Mat : J'ai du mal à comprendre votre définition de la classe ouvrière. J'habite dans un petit village où il y a beaucoup d'ouvriers. Je n'ai pas l'impression qu'il existe un sentiment d"identité collective" particulier à ces gens. L'individualisme est partout. Pour ce qui est de la politique, il est clair que les suffrages se sont tournés vers l'extrême droite (28 % dans le cas de mon village).

Aurélie Filippetti : Le titre de mon livre découle de mon interrogation sur les moyens de lutter contre l'individualisme. Plus on est exploité, plus on a besoin de solidarité collective.

Doudou : La classe ouvrière est-elle la "France d'en bas" ?

Aurélie Filippetti : Ceux qui parlent de la France d'en bas ne savent pas ce qu'est la classe ouvrière.

Juanito : Avec la disparition de la culture de classe, comment peut-on construire une autre contre-culture portant des systèmes de représentation et symboliques vigoureux ?

Aurélie Filippetti : Il y a un gros travail à faire pour améliorer la syndicalisation, la démocratie dans les entreprises, pour que les travailleurs puissent faire entendre leur avis sur les politiques économiques menées par les cadres d'entreprises. On peut aussi développer le secteur coopératif, où les ouvriers se partagent la propriété de l'entreprise.  :huh:

Kler : Est-ce à dire que les syndicats ne sont pas à la hauteur ?

Aurélie Filippetti : Le taux de syndicalisation est de 9 % en France : 11 % pour le public, 6 ou 7 % pour le privé. Il y a donc un problème de représentativité.  La CGT a cependant amorcé une mutation qui me semble intéressante.

TiberiJ : Le syndicalisme peut-il apporter un soutien aux ouvriers dès lors qu'il est corporatiste et qu'il ne s'imprègne pas de perspectives économiques et sociales plus larges ?
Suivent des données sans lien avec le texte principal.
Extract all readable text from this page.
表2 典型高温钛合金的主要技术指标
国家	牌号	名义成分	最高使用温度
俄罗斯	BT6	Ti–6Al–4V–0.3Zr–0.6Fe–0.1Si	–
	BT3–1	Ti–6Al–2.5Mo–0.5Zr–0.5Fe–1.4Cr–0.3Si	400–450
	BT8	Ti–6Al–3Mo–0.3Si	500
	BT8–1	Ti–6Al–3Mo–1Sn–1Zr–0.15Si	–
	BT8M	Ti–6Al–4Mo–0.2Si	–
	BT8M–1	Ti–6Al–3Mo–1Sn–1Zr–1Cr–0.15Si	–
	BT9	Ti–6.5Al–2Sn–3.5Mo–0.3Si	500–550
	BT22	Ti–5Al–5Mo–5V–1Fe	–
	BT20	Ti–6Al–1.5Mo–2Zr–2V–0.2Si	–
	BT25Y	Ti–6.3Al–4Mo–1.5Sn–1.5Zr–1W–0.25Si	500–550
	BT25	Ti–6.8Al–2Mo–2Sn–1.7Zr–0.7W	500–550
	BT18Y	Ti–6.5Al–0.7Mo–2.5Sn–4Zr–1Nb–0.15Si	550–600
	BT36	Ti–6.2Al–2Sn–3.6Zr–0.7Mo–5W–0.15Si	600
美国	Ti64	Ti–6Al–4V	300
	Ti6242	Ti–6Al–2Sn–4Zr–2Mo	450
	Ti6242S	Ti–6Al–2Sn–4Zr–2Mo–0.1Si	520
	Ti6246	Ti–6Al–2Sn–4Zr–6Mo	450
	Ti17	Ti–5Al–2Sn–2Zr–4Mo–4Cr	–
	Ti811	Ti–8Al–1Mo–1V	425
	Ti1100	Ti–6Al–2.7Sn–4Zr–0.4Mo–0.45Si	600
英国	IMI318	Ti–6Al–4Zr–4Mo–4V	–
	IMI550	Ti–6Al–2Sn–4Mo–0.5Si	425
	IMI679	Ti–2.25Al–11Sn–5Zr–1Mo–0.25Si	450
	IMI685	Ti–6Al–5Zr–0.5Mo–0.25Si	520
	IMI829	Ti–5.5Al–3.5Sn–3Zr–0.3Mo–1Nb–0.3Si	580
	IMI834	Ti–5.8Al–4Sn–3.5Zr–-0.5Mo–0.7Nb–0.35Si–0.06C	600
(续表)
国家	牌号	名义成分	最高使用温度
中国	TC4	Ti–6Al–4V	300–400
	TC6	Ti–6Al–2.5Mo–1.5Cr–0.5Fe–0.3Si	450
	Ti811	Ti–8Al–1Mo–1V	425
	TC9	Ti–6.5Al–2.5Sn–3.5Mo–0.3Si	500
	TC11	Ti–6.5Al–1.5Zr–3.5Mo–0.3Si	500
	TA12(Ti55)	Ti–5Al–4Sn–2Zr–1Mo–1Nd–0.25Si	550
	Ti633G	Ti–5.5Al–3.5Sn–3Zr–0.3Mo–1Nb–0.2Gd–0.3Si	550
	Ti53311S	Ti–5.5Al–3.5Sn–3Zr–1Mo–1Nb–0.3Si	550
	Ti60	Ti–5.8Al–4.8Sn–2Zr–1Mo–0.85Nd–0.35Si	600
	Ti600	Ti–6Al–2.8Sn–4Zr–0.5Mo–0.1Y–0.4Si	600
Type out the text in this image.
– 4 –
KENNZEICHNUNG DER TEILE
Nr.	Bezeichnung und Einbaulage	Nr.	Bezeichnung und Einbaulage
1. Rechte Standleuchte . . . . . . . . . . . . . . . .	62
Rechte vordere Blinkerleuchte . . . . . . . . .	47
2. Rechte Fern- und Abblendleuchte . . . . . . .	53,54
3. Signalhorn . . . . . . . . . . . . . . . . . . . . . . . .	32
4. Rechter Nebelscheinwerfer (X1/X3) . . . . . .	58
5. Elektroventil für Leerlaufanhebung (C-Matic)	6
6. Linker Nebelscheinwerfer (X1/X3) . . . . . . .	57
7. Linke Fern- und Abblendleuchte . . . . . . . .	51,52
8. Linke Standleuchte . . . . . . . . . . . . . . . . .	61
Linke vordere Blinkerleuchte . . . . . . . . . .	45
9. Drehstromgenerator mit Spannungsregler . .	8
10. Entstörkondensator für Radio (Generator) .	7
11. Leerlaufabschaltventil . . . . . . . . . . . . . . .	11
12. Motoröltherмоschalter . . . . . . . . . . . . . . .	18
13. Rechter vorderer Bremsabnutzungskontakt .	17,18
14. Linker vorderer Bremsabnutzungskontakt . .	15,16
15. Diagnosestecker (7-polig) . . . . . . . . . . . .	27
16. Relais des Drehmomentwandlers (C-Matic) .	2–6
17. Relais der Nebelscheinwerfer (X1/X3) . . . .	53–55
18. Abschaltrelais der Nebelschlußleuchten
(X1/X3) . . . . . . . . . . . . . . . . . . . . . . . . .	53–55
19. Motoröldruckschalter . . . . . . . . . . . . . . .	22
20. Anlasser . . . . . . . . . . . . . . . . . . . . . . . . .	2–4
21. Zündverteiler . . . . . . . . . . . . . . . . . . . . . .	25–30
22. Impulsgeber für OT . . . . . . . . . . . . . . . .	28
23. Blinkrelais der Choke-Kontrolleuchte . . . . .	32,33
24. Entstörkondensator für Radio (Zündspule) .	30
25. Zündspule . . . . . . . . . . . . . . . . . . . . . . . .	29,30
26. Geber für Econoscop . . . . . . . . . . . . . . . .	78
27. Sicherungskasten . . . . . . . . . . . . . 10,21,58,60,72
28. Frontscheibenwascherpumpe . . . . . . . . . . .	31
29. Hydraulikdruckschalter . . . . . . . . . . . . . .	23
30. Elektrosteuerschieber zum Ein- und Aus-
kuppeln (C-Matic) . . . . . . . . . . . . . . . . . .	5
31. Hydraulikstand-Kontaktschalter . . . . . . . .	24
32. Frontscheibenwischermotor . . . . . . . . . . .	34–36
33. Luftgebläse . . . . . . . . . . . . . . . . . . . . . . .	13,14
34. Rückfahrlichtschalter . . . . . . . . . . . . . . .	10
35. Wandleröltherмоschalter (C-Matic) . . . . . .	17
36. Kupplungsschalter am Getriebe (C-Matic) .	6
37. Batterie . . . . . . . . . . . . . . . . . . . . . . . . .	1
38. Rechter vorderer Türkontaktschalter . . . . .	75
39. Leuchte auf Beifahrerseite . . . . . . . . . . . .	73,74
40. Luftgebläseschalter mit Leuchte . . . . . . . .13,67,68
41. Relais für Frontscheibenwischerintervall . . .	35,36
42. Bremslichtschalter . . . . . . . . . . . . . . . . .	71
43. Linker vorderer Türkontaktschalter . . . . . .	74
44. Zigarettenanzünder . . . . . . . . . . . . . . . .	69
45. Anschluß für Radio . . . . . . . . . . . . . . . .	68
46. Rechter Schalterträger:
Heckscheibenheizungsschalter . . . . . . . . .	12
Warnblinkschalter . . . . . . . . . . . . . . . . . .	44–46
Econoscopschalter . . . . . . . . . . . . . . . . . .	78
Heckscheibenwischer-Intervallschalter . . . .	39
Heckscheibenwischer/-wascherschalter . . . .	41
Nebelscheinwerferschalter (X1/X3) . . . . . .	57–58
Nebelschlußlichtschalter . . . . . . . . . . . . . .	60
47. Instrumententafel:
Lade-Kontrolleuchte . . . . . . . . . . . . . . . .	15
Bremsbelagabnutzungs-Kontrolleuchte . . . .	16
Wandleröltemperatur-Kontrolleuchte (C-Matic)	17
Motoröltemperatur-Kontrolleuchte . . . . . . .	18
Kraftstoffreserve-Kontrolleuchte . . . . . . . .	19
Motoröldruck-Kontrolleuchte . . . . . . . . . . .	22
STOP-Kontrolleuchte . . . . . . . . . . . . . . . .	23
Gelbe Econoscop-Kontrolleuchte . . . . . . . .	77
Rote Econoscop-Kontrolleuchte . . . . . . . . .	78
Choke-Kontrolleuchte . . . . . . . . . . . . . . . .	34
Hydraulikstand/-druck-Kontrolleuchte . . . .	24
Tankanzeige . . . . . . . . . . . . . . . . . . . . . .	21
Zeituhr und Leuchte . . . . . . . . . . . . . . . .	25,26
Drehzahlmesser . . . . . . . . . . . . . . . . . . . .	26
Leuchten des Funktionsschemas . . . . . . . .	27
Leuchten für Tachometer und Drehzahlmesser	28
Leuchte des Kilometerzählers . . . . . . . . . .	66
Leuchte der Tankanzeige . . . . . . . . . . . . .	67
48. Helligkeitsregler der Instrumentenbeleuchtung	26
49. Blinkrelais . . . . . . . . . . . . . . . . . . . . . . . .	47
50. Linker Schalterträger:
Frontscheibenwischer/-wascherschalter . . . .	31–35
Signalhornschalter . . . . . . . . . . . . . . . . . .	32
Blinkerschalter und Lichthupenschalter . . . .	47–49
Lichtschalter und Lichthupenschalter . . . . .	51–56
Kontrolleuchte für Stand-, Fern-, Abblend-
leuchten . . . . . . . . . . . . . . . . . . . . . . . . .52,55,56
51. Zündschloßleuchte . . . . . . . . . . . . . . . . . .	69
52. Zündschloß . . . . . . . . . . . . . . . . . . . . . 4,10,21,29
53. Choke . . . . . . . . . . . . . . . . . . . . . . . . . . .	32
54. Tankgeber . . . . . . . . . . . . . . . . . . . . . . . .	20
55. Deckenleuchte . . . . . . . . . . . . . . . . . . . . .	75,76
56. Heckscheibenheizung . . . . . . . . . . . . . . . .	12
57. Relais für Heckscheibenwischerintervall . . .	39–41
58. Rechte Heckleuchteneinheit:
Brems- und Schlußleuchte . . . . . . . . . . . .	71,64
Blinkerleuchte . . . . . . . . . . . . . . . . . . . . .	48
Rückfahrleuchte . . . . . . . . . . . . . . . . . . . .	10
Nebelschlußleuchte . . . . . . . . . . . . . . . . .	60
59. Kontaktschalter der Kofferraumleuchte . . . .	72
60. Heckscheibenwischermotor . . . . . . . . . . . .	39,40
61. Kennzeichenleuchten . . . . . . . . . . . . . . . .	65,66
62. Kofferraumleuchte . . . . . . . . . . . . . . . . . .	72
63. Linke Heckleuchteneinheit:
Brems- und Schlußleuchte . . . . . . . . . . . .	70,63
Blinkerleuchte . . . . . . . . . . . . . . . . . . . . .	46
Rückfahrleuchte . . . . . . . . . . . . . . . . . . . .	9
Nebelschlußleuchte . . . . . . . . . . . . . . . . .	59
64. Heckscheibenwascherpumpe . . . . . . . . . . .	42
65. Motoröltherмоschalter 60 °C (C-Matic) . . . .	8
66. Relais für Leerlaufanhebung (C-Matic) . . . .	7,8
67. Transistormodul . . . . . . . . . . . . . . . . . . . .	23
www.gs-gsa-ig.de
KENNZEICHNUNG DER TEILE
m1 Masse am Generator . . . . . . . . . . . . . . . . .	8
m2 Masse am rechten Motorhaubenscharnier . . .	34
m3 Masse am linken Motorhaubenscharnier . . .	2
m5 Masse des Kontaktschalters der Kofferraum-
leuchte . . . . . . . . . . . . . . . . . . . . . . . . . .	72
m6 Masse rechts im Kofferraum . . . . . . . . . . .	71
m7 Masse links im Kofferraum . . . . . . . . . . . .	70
Aurélie Filippetti : Le syndicalisme est poussé à être corporatiste par l'évolution du droit du travail, qui, malheureusement, va de plus en plus vers des accords d'entreprise aux dépens des lois qui s'appliquent à tous.

Aytzr : Comment se fait-il que les traitements des questions de l'espérance de vie moindre des ouvriers par rapport à d'autres catégories de travailleurs, et de la souffrance physique journalière subie au travail ne soient pas des priorités nationales et européennes ? Comment se fait-il qu'un tel scandale soit silencieux ?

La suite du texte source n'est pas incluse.